Volto às minhas tentativas de registrar poéticamente coisas que não são nada poéticas.
Tudo começou com o sobrevôo do Lula lá pelos Palmares (gosto dele, do Lula, e não espero que seja um santo, mas um político. Por isso, ao vê-lo em ação, lembro sempre de um antológico ensaio de Ortega y Gasset: Mirabeau, ou o Político. Excelente, como tudo desse filósofo espanhol)
Bem, estou prolixo e isso é um bom sinal. rsrsrs curto cada detalhe da minha saúde, até esse blablablá rsrsrs

Abraço fra/terno, amiga d'infância.

Anônimo disse...

Eurico

Dar essa voz poética ao que "não é nada poético" é papel de pessoas como você, graças a Deus.

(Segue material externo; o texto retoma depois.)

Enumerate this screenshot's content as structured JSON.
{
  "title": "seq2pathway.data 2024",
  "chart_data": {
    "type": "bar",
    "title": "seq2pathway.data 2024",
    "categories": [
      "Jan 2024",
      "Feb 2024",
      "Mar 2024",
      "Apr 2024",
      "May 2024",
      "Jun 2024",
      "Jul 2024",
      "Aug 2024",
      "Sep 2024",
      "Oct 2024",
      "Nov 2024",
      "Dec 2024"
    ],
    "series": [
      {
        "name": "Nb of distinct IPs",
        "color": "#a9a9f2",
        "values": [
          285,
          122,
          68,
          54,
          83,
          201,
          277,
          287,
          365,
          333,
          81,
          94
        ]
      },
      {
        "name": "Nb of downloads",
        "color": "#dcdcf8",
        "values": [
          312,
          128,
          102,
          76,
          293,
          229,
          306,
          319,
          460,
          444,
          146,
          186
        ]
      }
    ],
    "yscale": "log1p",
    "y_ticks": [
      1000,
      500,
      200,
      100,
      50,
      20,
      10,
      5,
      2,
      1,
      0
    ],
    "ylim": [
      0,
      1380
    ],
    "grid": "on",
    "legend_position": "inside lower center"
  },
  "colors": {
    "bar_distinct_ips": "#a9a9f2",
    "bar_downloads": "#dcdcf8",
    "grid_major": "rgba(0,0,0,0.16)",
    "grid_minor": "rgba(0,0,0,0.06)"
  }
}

Teu lirismo é pão dividido, partilhado, emprestado a tudo que abra os olhos por dentro das coisas e revele a alma delas, gritando o belo.

Um beijo, querido poeta.
.
.
.
Katyuscia

lula eurico disse...

Katyuscia,
irmã da beleza,
grato pelas tuas generosas palavras, que, vindas de uma poeta que vive a plenitude da sensibilidade, me fazem sentir maior do que esse pequenino ser que sou.
Bom ter poetas por perto!

Paula Barros disse...

Eurico, o seu texto tem a leveza das palavras, e a força necessária de um pensamento crítico, de um olhar profundo das incompetências humanas, das insensibilidades que nos assolam.

Gostei muito.

Envia para algum jornal para ver se eles publicam.

abraço

lula eurico disse...

Paulinha,
sei que és muuuuito generosa comigo. Mas muuuito mesmo, menina rsrsrs Os nossos jornais não se ocupam com esse tema. E o meu olhar, que faz um sobrevôo no pretérito de nossas dores, não é o que mais importa para a nossa sociedade. Veja-se a posição da ambientalista presidenciável, nas pesquisas. Meio ambiente não dá voto, nem vende jornal. rsrsrs Infelizmente...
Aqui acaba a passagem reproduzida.